Nee, er zit voor hem niets anders op dan 'uitscheien met beesten'. "En waarom is de sluiting nodig? Omdat het beneden in de kelders stinkt? Ruikt ge iets? De markt stinkt niet en als het nog zo was, dan kunnen ze toch gewoon een dikke laag beton over de stenen gieten. Neen, ik weet wel waarom. Ze gaan lopen voor mijnheer Gaia. En ge gaat zien, binnen de kortste keren worden de kelders hieronder een moskee."

"Klopt helemaal niets van," pareert Joris Tiebout van Abatan. "De moeilijkheden met Gaia hebben er niets mee te maken. Het was wel een handicap voor ons. Door Gaia hebben we heel veel extra controles moeten inbouwen. Dat heeft de exploitatie van de veemarkt er niet gemakkelijker op gemaakt."
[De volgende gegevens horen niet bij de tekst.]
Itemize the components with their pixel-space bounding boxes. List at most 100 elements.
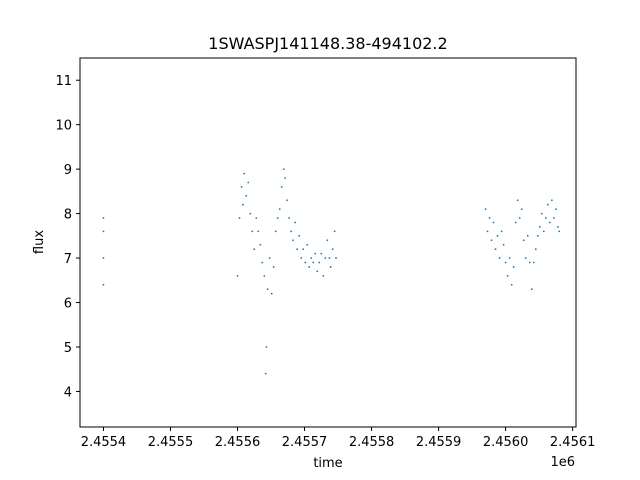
data-point	[265, 346, 268, 348]
data-point	[268, 257, 271, 259]
data-point	[238, 217, 241, 219]
data-point	[102, 217, 105, 219]
data-point	[552, 217, 555, 219]
data-point	[548, 221, 551, 224]
data-point	[544, 217, 547, 219]
data-point	[554, 208, 557, 211]
x-tick-label: 2.4560	[483, 435, 529, 450]
data-point	[518, 217, 521, 219]
data-point	[328, 257, 331, 259]
x-tick-label: 2.4557	[282, 435, 328, 450]
data-point	[500, 230, 503, 233]
data-point	[236, 274, 239, 277]
data-point	[490, 239, 493, 242]
data-point	[534, 248, 537, 251]
data-point	[530, 288, 533, 291]
data-point	[510, 283, 513, 286]
data-point	[266, 288, 269, 291]
data-point	[558, 230, 561, 233]
data-point	[514, 221, 517, 224]
data-point	[492, 221, 495, 224]
data-point	[296, 248, 299, 251]
data-point	[324, 257, 327, 259]
data-point	[263, 274, 266, 277]
data-point	[282, 168, 285, 171]
data-point	[240, 186, 243, 188]
data-point	[255, 217, 258, 219]
data-point	[528, 261, 531, 264]
data-point	[316, 270, 319, 273]
data-point	[292, 239, 295, 242]
data-point	[264, 372, 267, 375]
data-point	[102, 283, 105, 286]
data-point	[249, 212, 252, 215]
data-point	[298, 234, 301, 237]
data-point	[536, 234, 539, 237]
data-point	[333, 230, 336, 233]
data-point	[498, 257, 501, 259]
x-offset-label: 1e6	[550, 455, 575, 470]
x-axis-label: time	[313, 456, 342, 471]
data-point	[506, 274, 509, 277]
data-point	[270, 292, 273, 295]
data-point	[538, 226, 541, 228]
data-point	[502, 243, 505, 246]
y-tick-label: 6	[64, 297, 72, 312]
data-point	[280, 186, 283, 188]
data-point	[243, 172, 246, 175]
data-point	[310, 257, 313, 259]
data-point	[520, 208, 523, 211]
data-point	[540, 212, 543, 215]
data-point	[512, 266, 515, 268]
data-point	[304, 261, 307, 264]
data-point	[253, 248, 256, 251]
y-axis-label: flux	[32, 230, 47, 254]
x-tick-label: 2.4555	[148, 435, 194, 450]
data-point	[278, 208, 281, 211]
data-point	[241, 203, 244, 206]
x-tick-label: 2.4559	[416, 435, 462, 450]
y-tick-label: 11	[55, 74, 72, 89]
x-tick-label: 2.4554	[81, 435, 127, 450]
data-point	[300, 257, 303, 259]
y-tick-label: 10	[55, 119, 72, 134]
data-point	[284, 177, 287, 179]
data-point	[526, 234, 529, 237]
data-point	[286, 199, 289, 202]
data-point	[504, 261, 507, 264]
data-point	[261, 261, 264, 264]
data-point	[302, 248, 305, 251]
plot-frame	[79, 57, 577, 428]
data-point	[546, 203, 549, 206]
data-point	[320, 252, 323, 255]
data-point	[276, 217, 279, 219]
chart-title: 1SWASPJ141148.38-494102.2	[208, 34, 447, 53]
x-tick-label: 2.4558	[349, 435, 395, 450]
data-point	[484, 208, 487, 211]
data-point	[102, 257, 105, 259]
y-tick-label: 5	[64, 341, 72, 356]
y-tick-label: 4	[64, 385, 72, 400]
data-point	[288, 217, 291, 219]
data-point	[329, 266, 332, 268]
points-layer	[102, 168, 561, 375]
x-axis: 2.4554 2.4555 2.4556 2.4557 2.4558 2.4559 2.45…	[81, 427, 596, 450]
data-point	[331, 248, 334, 251]
data-point	[318, 261, 321, 264]
data-point	[257, 230, 260, 233]
data-point	[524, 257, 527, 259]
data-point	[557, 226, 559, 228]
y-axis: 4 5 6 7 8 9 10 11	[55, 74, 80, 400]
data-point	[247, 181, 250, 184]
x-tick-label: 2.4561	[550, 435, 596, 450]
data-point	[522, 239, 525, 242]
data-point	[532, 261, 535, 264]
y-tick-label: 7	[64, 252, 72, 267]
data-point	[322, 274, 325, 277]
data-point	[508, 257, 511, 259]
y-tick-label: 8	[64, 208, 72, 223]
data-point	[488, 217, 491, 219]
data-point	[251, 230, 254, 233]
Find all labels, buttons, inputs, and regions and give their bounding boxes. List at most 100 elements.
Wat wel een doorslaggevende rol heeft gespeeld in de beslissing om de paarden- en de veemarkt te sluiten, is dat Abatan voor heel zware investeringen stond. "Net als de andere veemarkten hebben we onlangs het bezoek gekregen van het Federaal Agentschap voor de Voedselveiligheid. Plots moesten we voldoen aan een hele reeks Europese normen, om de overdracht van besmettelijke ziekten als mond- en klauwzeer te beletten. Het betekende voor ons een hele reeks aanpassingen. Ons probleem is dat we heel verschillende activiteiten combineren op de site: je hebt het slachthuis, de vismarkt, de veemarkt, de groente- en fruitwinkeltjes. Alles moest plots gecompartimenteerd worden. Maar al die afsluitingen zouden onze andere activiteiten, de weekendmarkt bijvoorbeeld, gehinderd hebben. Voorts moesten we vaste installaties neerzetten voor het laden en lossen van de dieren. En we werden verplicht om een quarantainestal te bouwen."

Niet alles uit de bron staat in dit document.